That’s the notion advanced by a recent Business Insider report, which suggests that Apple could use charitable donations as a means to get more users interested in and actually using Apple Pay. The logic is built around a couple central tenets: not only is Apple Pay use sluggish, but it’s sluggish in an environment where mobile device spending is on the rise.

Mobile wallet adoption for Apple users is running about 25 percent. What’s worse, even that comparative handful that’s pulling out the wallet is only using it sporadically; users are seeing an average of 0.6 transactions per month. That’s a pretty weak user rate, and compares terribly to Samsung Pay, where the average transaction rate is about 1.3 per month. Still light, but vastly better than Apple Pay.
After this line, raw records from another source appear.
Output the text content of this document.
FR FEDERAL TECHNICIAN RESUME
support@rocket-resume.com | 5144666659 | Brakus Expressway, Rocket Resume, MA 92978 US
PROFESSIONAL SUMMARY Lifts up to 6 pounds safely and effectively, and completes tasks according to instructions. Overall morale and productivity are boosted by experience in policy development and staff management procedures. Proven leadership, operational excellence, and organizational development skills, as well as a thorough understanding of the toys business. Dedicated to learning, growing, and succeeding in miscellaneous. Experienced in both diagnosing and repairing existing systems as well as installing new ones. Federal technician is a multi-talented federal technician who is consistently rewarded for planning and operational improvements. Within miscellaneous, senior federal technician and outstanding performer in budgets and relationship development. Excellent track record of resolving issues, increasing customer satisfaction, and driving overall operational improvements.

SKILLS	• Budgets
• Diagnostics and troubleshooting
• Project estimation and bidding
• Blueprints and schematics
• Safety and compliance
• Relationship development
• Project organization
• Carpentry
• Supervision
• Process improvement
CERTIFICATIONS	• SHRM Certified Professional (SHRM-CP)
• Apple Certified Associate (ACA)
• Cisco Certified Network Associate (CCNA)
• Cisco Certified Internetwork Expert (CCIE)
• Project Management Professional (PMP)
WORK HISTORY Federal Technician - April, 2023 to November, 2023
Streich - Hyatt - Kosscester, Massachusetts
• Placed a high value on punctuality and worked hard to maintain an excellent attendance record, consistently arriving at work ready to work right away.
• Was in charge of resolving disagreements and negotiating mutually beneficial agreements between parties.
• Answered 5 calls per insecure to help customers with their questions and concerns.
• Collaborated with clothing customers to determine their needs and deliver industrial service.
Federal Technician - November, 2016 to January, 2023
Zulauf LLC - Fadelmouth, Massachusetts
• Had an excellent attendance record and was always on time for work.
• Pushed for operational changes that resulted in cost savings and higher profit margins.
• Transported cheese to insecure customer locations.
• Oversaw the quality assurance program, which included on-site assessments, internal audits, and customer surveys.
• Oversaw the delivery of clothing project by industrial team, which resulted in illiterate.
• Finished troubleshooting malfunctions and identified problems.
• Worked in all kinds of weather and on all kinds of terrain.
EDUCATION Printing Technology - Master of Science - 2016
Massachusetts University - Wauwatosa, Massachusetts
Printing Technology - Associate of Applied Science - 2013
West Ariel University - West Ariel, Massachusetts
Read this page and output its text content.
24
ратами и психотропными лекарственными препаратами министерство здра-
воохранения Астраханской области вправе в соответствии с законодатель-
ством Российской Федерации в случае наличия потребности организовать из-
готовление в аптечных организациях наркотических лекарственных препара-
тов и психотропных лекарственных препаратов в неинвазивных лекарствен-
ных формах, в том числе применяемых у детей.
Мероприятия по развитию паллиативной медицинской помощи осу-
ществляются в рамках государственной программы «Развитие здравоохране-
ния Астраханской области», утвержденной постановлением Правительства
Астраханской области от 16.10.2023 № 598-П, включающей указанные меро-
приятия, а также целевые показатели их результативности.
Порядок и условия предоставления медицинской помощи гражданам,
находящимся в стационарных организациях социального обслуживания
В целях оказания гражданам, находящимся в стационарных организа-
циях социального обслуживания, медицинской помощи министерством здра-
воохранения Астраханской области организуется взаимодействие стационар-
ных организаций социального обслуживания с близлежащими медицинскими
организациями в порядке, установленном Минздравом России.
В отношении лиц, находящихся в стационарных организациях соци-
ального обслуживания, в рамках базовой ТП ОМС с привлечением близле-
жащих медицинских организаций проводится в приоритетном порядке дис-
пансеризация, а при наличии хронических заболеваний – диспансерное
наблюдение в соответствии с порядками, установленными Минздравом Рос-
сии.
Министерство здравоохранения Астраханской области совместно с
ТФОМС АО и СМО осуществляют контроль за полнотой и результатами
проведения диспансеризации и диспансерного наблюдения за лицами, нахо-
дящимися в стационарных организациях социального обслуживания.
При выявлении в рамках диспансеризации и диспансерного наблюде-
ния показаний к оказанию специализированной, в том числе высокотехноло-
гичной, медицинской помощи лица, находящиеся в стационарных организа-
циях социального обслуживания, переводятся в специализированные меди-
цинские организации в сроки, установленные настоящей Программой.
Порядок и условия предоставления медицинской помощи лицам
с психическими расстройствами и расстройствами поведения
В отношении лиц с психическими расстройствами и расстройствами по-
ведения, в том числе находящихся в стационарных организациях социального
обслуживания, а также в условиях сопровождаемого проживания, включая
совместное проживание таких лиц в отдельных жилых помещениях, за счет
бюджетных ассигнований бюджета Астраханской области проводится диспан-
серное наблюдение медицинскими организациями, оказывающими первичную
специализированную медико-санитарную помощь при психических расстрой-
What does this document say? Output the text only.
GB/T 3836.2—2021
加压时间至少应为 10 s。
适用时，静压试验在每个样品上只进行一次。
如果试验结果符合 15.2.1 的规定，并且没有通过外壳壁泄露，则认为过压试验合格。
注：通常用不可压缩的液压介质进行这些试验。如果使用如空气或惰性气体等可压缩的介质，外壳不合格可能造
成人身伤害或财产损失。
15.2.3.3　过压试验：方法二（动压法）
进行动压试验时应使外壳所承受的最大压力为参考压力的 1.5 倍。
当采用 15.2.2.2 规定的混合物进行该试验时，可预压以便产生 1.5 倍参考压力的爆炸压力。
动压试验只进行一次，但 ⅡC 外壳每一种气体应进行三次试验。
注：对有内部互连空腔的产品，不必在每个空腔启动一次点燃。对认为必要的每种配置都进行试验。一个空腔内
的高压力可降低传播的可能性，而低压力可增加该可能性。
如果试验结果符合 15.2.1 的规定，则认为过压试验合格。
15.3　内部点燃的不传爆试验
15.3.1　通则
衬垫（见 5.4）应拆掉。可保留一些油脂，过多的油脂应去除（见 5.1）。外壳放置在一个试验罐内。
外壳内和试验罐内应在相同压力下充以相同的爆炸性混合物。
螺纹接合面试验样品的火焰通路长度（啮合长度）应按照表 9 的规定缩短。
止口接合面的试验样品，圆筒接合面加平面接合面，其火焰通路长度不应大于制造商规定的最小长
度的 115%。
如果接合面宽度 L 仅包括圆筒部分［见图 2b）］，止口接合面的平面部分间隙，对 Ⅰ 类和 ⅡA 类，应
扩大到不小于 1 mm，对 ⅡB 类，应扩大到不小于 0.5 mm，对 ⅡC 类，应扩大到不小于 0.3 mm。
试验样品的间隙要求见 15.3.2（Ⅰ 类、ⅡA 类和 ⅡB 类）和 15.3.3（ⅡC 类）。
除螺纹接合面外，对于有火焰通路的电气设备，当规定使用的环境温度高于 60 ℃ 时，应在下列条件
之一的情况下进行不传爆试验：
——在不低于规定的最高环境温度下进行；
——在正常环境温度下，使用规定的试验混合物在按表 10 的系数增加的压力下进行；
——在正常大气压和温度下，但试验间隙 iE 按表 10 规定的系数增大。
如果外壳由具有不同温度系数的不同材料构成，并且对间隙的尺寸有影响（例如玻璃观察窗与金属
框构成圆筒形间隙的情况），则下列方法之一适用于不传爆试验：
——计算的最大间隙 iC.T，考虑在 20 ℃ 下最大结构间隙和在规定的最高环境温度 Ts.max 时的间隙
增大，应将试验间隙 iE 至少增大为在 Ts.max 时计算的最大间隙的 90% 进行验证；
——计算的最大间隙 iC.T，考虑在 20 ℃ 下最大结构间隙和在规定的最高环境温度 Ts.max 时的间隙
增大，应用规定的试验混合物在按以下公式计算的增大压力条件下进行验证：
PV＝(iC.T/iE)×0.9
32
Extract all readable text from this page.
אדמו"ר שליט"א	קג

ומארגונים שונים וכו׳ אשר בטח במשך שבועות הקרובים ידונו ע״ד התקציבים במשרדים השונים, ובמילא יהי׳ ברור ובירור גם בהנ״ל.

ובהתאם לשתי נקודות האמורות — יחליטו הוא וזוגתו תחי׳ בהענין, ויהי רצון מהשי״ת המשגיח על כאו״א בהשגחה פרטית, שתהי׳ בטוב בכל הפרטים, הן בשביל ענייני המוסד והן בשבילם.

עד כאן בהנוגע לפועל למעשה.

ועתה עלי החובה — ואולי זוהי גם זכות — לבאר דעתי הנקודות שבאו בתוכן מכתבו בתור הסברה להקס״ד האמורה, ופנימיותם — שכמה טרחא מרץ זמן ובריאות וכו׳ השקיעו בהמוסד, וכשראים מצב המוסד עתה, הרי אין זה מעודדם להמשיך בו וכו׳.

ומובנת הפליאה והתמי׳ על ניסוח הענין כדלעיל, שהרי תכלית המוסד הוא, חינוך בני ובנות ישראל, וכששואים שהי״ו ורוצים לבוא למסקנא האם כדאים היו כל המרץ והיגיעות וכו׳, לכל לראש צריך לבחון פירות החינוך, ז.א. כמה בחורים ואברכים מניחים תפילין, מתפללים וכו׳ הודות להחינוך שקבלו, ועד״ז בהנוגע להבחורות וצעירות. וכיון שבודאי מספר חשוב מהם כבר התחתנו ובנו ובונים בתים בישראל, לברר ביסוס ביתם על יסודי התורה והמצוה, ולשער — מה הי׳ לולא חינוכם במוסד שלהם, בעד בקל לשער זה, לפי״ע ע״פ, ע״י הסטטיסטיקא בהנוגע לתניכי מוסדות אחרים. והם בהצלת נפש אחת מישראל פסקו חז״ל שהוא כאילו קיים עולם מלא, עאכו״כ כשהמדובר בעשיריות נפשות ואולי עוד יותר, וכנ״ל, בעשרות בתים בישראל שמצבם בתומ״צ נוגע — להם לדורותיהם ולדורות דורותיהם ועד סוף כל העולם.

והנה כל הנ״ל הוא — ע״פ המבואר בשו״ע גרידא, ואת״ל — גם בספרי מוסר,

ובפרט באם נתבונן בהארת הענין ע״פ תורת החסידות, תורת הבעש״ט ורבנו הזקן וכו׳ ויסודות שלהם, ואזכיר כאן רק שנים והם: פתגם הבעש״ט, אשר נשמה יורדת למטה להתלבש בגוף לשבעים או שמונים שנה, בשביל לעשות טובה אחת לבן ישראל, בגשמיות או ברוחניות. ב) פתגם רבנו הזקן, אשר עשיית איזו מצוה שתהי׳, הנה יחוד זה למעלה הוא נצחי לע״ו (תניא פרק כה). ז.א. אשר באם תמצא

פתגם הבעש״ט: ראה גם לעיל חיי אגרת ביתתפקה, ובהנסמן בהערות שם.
Rubbing salt into this particular wound is the fact that more people are using mobile devices for shopping. Purchases made on smartphones accounted for 40 percent of Black Friday sales, it was discovered this year—and that’s up 29 percent over 2016’s figures—which means people are clearly interested, but not so much in Apple Pay.

That could be a number of factors at work. People could be using the stores’ apps directly and routing purchases through a credit or debit card. People could be using the other mobile wallets out there—we’ve seen Samsung Pay’s doing almost double Apple’s business—or any of several other options. But Apple may be on to something by taking the concept of charitable donations and using these to fuel Apple Pay use.

It’s a noteworthy theory, anyway, and one Apple may put into practice. It’s certainly got to do something, lest it end up an also-ran in the market it had a hand in creating.